The Web Era Isn't as New as You Think

By Michael Cornfield and Lee Rainie
Sunday, November 5, 2006

When computers and the Internet first asserted themselves in Americans' imaginations in the early 1990s, some foresaw a golden era of politics. As citizens gained more access to information and as their voices more easily projected into the political discourse via bulletin boards, Web sites and Internet mailing lists, candidates would have more reason to deliberate directly with voters. Campaigns would become cheaper and more honest, while the power of lobbyists, consultants and other middlemen would fade.

Recently, as we've gained more experience with our technological toys, a fearful new thread has emerged: Forget the golden era. Through partisan blogs, political Web sites and customized news, the Internet only hardens our views, polarizes our politics.

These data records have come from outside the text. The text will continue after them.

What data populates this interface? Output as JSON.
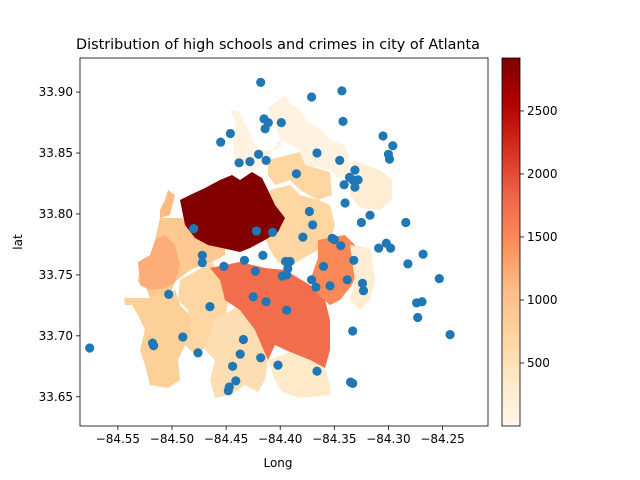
{
  "chart_data": {
    "type": "scatter",
    "title": "Distribution of high schools and crimes in city of Atlanta",
    "xlabel": "Long",
    "ylabel": "lat",
    "xlim": [
      -84.585,
      -84.208
    ],
    "ylim": [
      33.626,
      33.928
    ],
    "xticks": [
      -84.55,
      -84.5,
      -84.45,
      -84.4,
      -84.35,
      -84.3,
      -84.25
    ],
    "xtick_labels": [
      "−84.55",
      "−84.50",
      "−84.45",
      "−84.40",
      "−84.35",
      "−84.30",
      "−84.25"
    ],
    "yticks": [
      33.65,
      33.7,
      33.75,
      33.8,
      33.85,
      33.9
    ],
    "ytick_labels": [
      "33.65",
      "33.70",
      "33.75",
      "33.80",
      "33.85",
      "33.90"
    ],
    "grid": false,
    "colorbar": {
      "colormap": "OrRd",
      "range": [
        0,
        2920
      ],
      "ticks": [
        500,
        1000,
        1500,
        2000,
        2500
      ],
      "tick_labels": [
        "500",
        "1000",
        "1500",
        "2000",
        "2500"
      ],
      "stops": [
        "#fff7ec",
        "#fee8c8",
        "#fdd49e",
        "#fdbb84",
        "#fc8d59",
        "#ef6548",
        "#d7301f",
        "#b30000",
        "#7f0000"
      ]
    },
    "choropleth": [
      {
        "value": 2900,
        "lon": -84.44,
        "lat": 33.78
      },
      {
        "value": 150,
        "lon": -84.38,
        "lat": 33.87
      },
      {
        "value": 600,
        "lon": -84.36,
        "lat": 33.83
      },
      {
        "value": 800,
        "lon": -84.37,
        "lat": 33.78
      },
      {
        "value": 1400,
        "lon": -84.42,
        "lat": 33.73
      },
      {
        "value": 1700,
        "lon": -84.38,
        "lat": 33.7
      },
      {
        "value": 1000,
        "lon": -84.48,
        "lat": 33.71
      },
      {
        "value": 900,
        "lon": -84.51,
        "lat": 33.72
      },
      {
        "value": 700,
        "lon": -84.34,
        "lat": 33.75
      },
      {
        "value": 1100,
        "lon": -84.37,
        "lat": 33.74
      },
      {
        "value": 250,
        "lon": -84.32,
        "lat": 33.74
      },
      {
        "value": 400,
        "lon": -84.36,
        "lat": 33.67
      },
      {
        "value": 600,
        "lon": -84.43,
        "lat": 33.67
      },
      {
        "value": 1200,
        "lon": -84.51,
        "lat": 33.76
      }
    ],
    "series": [
      {
        "name": "high schools",
        "color": "#1f77b4",
        "points": [
          [
            -84.576,
            33.69
          ],
          [
            -84.518,
            33.694
          ],
          [
            -84.517,
            33.692
          ],
          [
            -84.503,
            33.734
          ],
          [
            -84.49,
            33.699
          ],
          [
            -84.48,
            33.788
          ],
          [
            -84.476,
            33.686
          ],
          [
            -84.472,
            33.76
          ],
          [
            -84.472,
            33.766
          ],
          [
            -84.465,
            33.724
          ],
          [
            -84.455,
            33.859
          ],
          [
            -84.452,
            33.757
          ],
          [
            -84.448,
            33.655
          ],
          [
            -84.447,
            33.658
          ],
          [
            -84.446,
            33.866
          ],
          [
            -84.444,
            33.675
          ],
          [
            -84.441,
            33.663
          ],
          [
            -84.438,
            33.842
          ],
          [
            -84.437,
            33.685
          ],
          [
            -84.434,
            33.697
          ],
          [
            -84.433,
            33.762
          ],
          [
            -84.428,
            33.843
          ],
          [
            -84.425,
            33.732
          ],
          [
            -84.423,
            33.753
          ],
          [
            -84.422,
            33.786
          ],
          [
            -84.42,
            33.849
          ],
          [
            -84.418,
            33.908
          ],
          [
            -84.418,
            33.682
          ],
          [
            -84.416,
            33.766
          ],
          [
            -84.415,
            33.878
          ],
          [
            -84.414,
            33.87
          ],
          [
            -84.413,
            33.844
          ],
          [
            -84.413,
            33.728
          ],
          [
            -84.411,
            33.875
          ],
          [
            -84.407,
            33.785
          ],
          [
            -84.402,
            33.676
          ],
          [
            -84.399,
            33.875
          ],
          [
            -84.398,
            33.749
          ],
          [
            -84.395,
            33.761
          ],
          [
            -84.394,
            33.721
          ],
          [
            -84.394,
            33.75
          ],
          [
            -84.393,
            33.755
          ],
          [
            -84.391,
            33.761
          ],
          [
            -84.385,
            33.833
          ],
          [
            -84.379,
            33.781
          ],
          [
            -84.373,
            33.802
          ],
          [
            -84.371,
            33.896
          ],
          [
            -84.371,
            33.746
          ],
          [
            -84.37,
            33.791
          ],
          [
            -84.367,
            33.74
          ],
          [
            -84.366,
            33.85
          ],
          [
            -84.366,
            33.671
          ],
          [
            -84.36,
            33.757
          ],
          [
            -84.354,
            33.741
          ],
          [
            -84.352,
            33.78
          ],
          [
            -84.35,
            33.779
          ],
          [
            -84.345,
            33.844
          ],
          [
            -84.344,
            33.774
          ],
          [
            -84.343,
            33.901
          ],
          [
            -84.342,
            33.876
          ],
          [
            -84.341,
            33.824
          ],
          [
            -84.34,
            33.809
          ],
          [
            -84.338,
            33.746
          ],
          [
            -84.336,
            33.83
          ],
          [
            -84.335,
            33.662
          ],
          [
            -84.333,
            33.661
          ],
          [
            -84.333,
            33.704
          ],
          [
            -84.333,
            33.828
          ],
          [
            -84.332,
            33.762
          ],
          [
            -84.331,
            33.822
          ],
          [
            -84.331,
            33.836
          ],
          [
            -84.328,
            33.828
          ],
          [
            -84.325,
            33.793
          ],
          [
            -84.324,
            33.743
          ],
          [
            -84.323,
            33.737
          ],
          [
            -84.317,
            33.799
          ],
          [
            -84.309,
            33.772
          ],
          [
            -84.305,
            33.864
          ],
          [
            -84.302,
            33.776
          ],
          [
            -84.3,
            33.849
          ],
          [
            -84.299,
            33.845
          ],
          [
            -84.298,
            33.772
          ],
          [
            -84.296,
            33.856
          ],
          [
            -84.284,
            33.793
          ],
          [
            -84.282,
            33.759
          ],
          [
            -84.274,
            33.727
          ],
          [
            -84.273,
            33.715
          ],
          [
            -84.269,
            33.728
          ],
          [
            -84.268,
            33.767
          ],
          [
            -84.253,
            33.747
          ],
          [
            -84.243,
            33.701
          ]
        ]
      }
    ]
  }
}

So, is the Internet the lever for direct democracy? Or is it a wedge for political polarization? Either conclusion may prove too simple. To understand how technology may reshape politics in the years ahead, consider what we've learned from the initial decade of online campaigning, and how our various fears and hopes have fared:

The Internet has transformed political fundraising, advertising and mobilization.

Not so much. However you measure it, online fundraising has indeed increased substantially over the past eight years. The high-water mark, sure to be topped in 2008, is the reported $80 million in Internet donations that Sen. John Kerry raised for his 2004 presidential bid. This year, the liberal group has raised more than $20 million, most of it online, and total online fundraising could reach $100 million. That's less than one-20th of total campaign fundraising this election cycle, which the Center for Responsive Politics puts at $2.6 billion.

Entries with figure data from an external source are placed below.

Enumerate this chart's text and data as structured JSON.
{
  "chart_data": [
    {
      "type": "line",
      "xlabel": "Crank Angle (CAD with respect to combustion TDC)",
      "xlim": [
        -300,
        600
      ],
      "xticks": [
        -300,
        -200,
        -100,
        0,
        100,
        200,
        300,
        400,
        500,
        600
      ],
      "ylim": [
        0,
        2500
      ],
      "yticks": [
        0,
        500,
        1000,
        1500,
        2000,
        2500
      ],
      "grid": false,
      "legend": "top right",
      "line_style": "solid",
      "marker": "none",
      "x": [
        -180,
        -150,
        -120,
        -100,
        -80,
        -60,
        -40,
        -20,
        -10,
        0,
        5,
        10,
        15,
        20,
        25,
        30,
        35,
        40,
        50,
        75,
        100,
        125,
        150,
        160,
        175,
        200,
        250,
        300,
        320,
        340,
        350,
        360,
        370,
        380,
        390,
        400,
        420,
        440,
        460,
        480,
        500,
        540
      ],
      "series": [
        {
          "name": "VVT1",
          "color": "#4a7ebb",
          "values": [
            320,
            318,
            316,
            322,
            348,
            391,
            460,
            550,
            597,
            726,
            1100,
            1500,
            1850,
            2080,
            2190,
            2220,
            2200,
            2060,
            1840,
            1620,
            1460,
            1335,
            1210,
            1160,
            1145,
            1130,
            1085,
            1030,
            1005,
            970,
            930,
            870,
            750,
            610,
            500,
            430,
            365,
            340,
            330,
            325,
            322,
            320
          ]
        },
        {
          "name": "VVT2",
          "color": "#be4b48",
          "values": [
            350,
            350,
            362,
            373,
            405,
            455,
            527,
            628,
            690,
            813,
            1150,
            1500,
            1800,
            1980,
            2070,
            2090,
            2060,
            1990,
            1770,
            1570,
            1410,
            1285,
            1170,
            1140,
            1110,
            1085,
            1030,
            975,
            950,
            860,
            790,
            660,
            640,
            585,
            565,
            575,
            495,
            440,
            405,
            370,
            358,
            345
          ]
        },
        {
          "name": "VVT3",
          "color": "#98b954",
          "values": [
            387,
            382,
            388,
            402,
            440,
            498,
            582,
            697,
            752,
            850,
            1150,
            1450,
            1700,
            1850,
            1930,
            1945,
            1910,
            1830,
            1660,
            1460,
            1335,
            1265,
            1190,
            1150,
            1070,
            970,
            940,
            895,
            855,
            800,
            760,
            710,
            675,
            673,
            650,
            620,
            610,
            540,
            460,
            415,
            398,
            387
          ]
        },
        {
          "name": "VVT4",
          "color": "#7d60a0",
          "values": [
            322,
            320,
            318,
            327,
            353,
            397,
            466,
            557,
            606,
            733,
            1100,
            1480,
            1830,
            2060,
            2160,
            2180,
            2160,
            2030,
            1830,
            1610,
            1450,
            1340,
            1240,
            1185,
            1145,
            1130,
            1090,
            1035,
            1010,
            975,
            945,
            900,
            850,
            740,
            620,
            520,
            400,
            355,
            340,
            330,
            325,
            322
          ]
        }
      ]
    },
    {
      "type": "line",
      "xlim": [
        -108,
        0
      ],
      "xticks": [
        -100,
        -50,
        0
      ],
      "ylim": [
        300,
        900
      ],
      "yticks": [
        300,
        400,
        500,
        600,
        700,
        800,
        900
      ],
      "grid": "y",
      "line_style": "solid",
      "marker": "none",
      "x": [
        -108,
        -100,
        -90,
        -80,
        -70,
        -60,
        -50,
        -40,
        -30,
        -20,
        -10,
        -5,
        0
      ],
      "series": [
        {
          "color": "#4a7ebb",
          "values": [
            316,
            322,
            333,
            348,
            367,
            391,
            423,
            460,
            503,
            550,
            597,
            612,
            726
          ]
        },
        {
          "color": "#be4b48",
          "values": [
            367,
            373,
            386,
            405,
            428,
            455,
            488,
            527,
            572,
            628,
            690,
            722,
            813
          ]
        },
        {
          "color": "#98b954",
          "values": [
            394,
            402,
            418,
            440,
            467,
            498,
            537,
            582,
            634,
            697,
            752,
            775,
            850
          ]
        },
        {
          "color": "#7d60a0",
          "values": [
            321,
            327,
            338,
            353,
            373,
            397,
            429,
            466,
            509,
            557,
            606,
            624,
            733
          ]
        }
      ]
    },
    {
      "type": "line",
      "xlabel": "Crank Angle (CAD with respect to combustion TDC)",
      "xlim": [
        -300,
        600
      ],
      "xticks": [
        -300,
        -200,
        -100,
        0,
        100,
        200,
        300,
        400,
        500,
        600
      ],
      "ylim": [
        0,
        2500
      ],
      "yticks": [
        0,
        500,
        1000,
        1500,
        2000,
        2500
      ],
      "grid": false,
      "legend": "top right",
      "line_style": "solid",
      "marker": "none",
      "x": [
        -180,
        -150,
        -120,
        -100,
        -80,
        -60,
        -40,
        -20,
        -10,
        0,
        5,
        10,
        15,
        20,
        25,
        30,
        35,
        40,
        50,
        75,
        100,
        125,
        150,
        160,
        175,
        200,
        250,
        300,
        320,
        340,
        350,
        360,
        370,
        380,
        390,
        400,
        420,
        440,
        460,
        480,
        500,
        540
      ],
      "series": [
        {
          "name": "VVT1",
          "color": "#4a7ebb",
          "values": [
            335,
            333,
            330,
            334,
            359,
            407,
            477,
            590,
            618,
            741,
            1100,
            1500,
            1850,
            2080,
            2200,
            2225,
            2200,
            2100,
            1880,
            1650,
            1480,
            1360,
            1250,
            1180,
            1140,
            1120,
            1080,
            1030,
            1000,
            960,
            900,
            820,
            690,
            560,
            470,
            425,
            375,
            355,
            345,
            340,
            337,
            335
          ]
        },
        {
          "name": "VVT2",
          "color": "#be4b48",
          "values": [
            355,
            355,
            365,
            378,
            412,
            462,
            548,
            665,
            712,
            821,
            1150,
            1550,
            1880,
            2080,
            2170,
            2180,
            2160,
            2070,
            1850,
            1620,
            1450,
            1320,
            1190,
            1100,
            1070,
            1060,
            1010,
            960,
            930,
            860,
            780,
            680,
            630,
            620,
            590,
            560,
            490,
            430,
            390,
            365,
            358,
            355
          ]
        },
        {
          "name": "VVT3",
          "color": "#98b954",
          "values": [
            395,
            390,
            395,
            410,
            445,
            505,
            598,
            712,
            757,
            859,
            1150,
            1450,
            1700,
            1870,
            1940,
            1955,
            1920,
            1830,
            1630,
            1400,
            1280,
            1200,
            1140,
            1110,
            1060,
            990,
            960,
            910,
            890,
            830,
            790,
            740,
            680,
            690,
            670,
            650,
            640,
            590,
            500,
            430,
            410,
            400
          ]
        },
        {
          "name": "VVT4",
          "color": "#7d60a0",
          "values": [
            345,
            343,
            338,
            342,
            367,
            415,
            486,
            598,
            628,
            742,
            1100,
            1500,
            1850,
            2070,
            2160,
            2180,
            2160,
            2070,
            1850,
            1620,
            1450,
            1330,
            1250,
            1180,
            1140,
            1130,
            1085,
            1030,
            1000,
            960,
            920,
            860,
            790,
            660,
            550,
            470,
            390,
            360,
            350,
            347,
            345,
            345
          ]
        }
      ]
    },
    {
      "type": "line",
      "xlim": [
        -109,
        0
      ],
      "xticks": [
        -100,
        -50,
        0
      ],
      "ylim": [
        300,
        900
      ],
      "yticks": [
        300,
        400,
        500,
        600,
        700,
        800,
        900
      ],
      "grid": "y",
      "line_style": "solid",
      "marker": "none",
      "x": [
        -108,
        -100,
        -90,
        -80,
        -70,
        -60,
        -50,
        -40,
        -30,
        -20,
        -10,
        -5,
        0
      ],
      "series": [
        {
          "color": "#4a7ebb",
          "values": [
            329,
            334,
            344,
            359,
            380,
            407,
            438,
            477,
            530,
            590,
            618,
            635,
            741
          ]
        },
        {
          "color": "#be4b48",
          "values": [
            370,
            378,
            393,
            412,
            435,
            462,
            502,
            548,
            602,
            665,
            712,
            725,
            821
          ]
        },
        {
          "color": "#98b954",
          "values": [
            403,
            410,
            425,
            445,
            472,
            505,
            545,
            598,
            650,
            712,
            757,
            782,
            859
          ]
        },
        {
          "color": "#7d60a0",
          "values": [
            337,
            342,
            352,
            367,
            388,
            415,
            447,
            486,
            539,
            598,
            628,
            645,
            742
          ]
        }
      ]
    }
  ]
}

Furthermore, the bulk of the political cash raised online is still being spent on tried-and-true outreach efforts such as television advertising, direct mail and telephone calls. In other words, 21st-century fundraising is paying for the same old-fashioned communications mechanisms that have dominated U.S. politics since the 1960s.

Estimates by the research firm PQ Media indicate that online campaign advertising increased to $40 million this year, compared with $29 million during the 2004 election cycle. By contrast, spending on television spots alone may have hit $2 billion this year, said Evan Tracey of the Campaign Media Analysis Group.

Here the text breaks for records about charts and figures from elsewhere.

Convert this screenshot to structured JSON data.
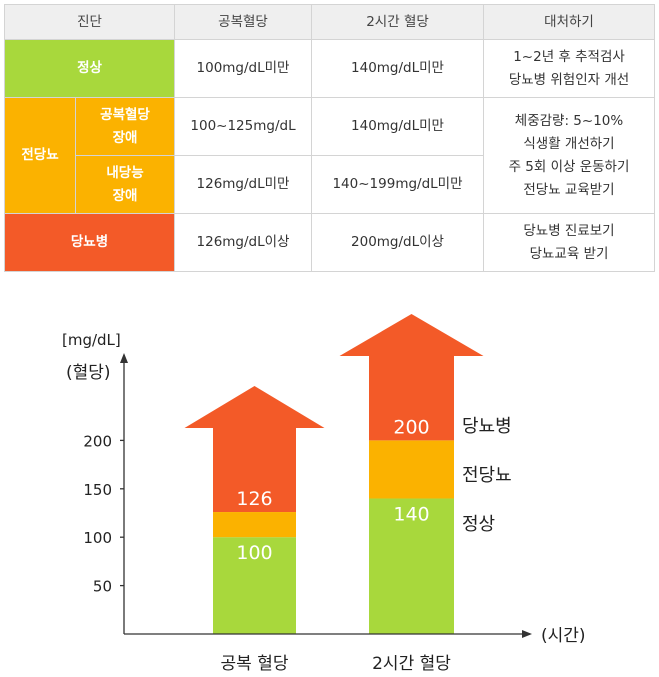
{
  "table": {
    "headers": [
      "진단",
      "공복혈당",
      "2시간 혈당",
      "대처하기"
    ],
    "normal": {
      "label": "정상",
      "fasting": "100mg/dL미만",
      "two_hour": "140mg/dL미만",
      "action": [
        "1~2년 후 추적검사",
        "당뇨병 위험인자 개선"
      ]
    },
    "prediabetes": {
      "label": "전당뇨",
      "ifg": {
        "label": [
          "공복혈당",
          "장애"
        ],
        "fasting": "100~125mg/dL",
        "two_hour": "140mg/dL미만"
      },
      "igt": {
        "label": [
          "내당능",
          "장애"
        ],
        "fasting": "126mg/dL미만",
        "two_hour": "140~199mg/dL미만"
      },
      "action": [
        "체중감량: 5~10%",
        "식생활 개선하기",
        "주 5회 이상 운동하기",
        "전당뇨 교육받기"
      ]
    },
    "diabetes": {
      "label": "당뇨병",
      "fasting": "126mg/dL이상",
      "two_hour": "200mg/dL이상",
      "action": [
        "당뇨병 진료보기",
        "당뇨교육 받기"
      ]
    }
  },
  "chart_data": {
    "type": "bar",
    "unit_label": "[mg/dL]",
    "ylabel": "(혈당)",
    "xlabel": "(시간)",
    "yticks": [
      50,
      100,
      150,
      200
    ],
    "ylim": [
      0,
      250
    ],
    "categories": [
      "공복 혈당",
      "2시간 혈당"
    ],
    "bars": [
      {
        "category": "공복 혈당",
        "normal_top": 100,
        "pre_top": 126,
        "labels": [
          "100",
          "126"
        ]
      },
      {
        "category": "2시간 혈당",
        "normal_top": 140,
        "pre_top": 200,
        "labels": [
          "140",
          "200"
        ]
      }
    ],
    "zone_labels": [
      "정상",
      "전당뇨",
      "당뇨병"
    ],
    "colors": {
      "normal": "#a8d83c",
      "pre": "#fbb200",
      "diabetes": "#f35a28",
      "axis": "#333333"
    }
  }
}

Meanwhile, e-mail is not close to challenging direct mail and phone calls as ways to reach voters: A Pew Research Center survey last month found that 38 percent of registered voters had received phone calls about the midterm campaigns, while only 15 percent had received e-mail.

In 2004, political scientists J. Quin Monson and D. Sunshine Hillygus tracked 1,606 voters during the last three weeks of the campaign for Brigham Young University's Center for the Study of Elections and Democracy. Less than 4 percent of the sample reported receiving a political e-mail message. All told, they received 2,466 unique pieces of direct mail, 9,627 phone calls and 399 personal visits -- but only 254 unique campaign e-mail messages.

The Internet "Balkanizes" politics.

Yes, on issues such as national security and the economy, voters' views have grown more partisan over the past generation -- but that began long before PCs and Internet access became staples of middle-class life.

Internet use may reinforce that trend. Surveys show that the Internet helps people seek out others who share their beliefs. And 30 percent of Internet users customize their daily news and analysis, sometimes relying on partisan blogs or preferred sites that can deliver tailor-made and self-reinforcing news and opinions to their screens.